African-American firsts are still happening, even at this late date. Virginia Democrats just elected the state’s first African-American party chair.
A House of Delegates member from Alexandria became chairwoman of the Democratic Party in Virginia, and not only is she the first African American to chair that state’s Democratic party. She is actually the first African American to lead any major political party in Virginia.
Del. Charniele Herring (D-Alexandria) was elected at the party’s Central Committee Meeting in Williamsburg on Saturday, which was attended by many of the candidates seeking the Democratic nomination for lieutenant governor and attorney general. Herring didn’t waste time in calling the party to action.
“The one thing we can’t do is relax. We’ve got to start now to get voters engaged,” said Herring, reports The Washington Post.
It looks like Democrats in that state will have an uphill battle. “History does not favor Democrats going into 2013. In every Virginia gubernatorial election since 1977, Virginia has reversed its support for governor in the years following the presidential election. In 2009, Republicans swept the races for governor, lieutenant governor and attorney general. And Virginia has not had a Democratic attorney general in nearly 20 years,” writes the newspaper.
Gov. Bob McDonnell is currently in office. He campaigned for Mitt Romney and other Republicans who ran for office this past election cycle. According to a separate Washington Post article, he enjoys a good deal of popularity in his state, including among women and black voters.
Herring has a plan. She announced she will continue to focus on voter registration and turnout efforts, which she says will be critical for a Democratic win.

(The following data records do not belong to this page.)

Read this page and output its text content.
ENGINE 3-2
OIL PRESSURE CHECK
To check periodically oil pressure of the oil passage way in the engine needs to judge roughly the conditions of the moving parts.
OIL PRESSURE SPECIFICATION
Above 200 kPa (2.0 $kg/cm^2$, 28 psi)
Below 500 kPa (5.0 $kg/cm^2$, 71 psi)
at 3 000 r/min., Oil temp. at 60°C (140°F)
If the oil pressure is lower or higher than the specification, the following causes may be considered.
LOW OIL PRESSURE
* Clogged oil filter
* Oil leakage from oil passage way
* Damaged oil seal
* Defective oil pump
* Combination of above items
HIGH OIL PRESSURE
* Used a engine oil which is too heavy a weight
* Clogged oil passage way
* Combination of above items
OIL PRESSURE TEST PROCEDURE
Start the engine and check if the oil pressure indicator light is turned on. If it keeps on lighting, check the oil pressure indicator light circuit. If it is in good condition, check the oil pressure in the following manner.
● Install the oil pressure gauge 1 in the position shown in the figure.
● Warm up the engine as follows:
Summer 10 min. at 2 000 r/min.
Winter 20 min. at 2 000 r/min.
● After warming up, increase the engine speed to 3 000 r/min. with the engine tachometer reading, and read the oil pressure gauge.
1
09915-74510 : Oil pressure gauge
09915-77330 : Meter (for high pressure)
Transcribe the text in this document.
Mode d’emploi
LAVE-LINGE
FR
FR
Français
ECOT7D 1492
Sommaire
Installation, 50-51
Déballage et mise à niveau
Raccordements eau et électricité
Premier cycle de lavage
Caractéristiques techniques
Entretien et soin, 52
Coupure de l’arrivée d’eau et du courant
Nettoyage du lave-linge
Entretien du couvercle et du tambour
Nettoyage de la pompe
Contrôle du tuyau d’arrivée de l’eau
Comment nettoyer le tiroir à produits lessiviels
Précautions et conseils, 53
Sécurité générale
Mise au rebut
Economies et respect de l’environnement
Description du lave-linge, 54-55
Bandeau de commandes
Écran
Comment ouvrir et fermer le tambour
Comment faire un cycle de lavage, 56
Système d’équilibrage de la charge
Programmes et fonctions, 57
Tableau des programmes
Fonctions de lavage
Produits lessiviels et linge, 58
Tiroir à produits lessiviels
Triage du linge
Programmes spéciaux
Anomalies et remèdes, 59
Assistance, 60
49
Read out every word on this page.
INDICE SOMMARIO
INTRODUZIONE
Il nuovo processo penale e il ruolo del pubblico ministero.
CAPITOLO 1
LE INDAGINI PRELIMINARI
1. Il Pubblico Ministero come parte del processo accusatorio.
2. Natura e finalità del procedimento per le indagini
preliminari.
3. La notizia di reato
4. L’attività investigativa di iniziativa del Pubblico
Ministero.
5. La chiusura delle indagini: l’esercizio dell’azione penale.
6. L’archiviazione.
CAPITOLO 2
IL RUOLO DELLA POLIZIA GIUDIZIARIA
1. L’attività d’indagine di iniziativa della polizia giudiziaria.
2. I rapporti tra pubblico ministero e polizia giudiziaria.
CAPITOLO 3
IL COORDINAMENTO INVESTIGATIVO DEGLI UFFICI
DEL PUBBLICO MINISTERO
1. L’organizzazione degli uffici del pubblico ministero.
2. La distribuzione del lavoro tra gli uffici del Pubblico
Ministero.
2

Herring, a lawyer by profession, is a graduate of George Mason University and Catholic University Columbus School of Law. She was elected to the General Assembly in January 2009 in a special election to fill the vacated seat for the 46th House District. She also serves as the Democratic Whip in the House of Delegates and was chair of the Legislative Reproductive Health Caucus. Through her work with the latter, Herring has been outspoken on the Republican legislation passed last session that requires women to undergo an ultrasound before being allowed to have an abortion.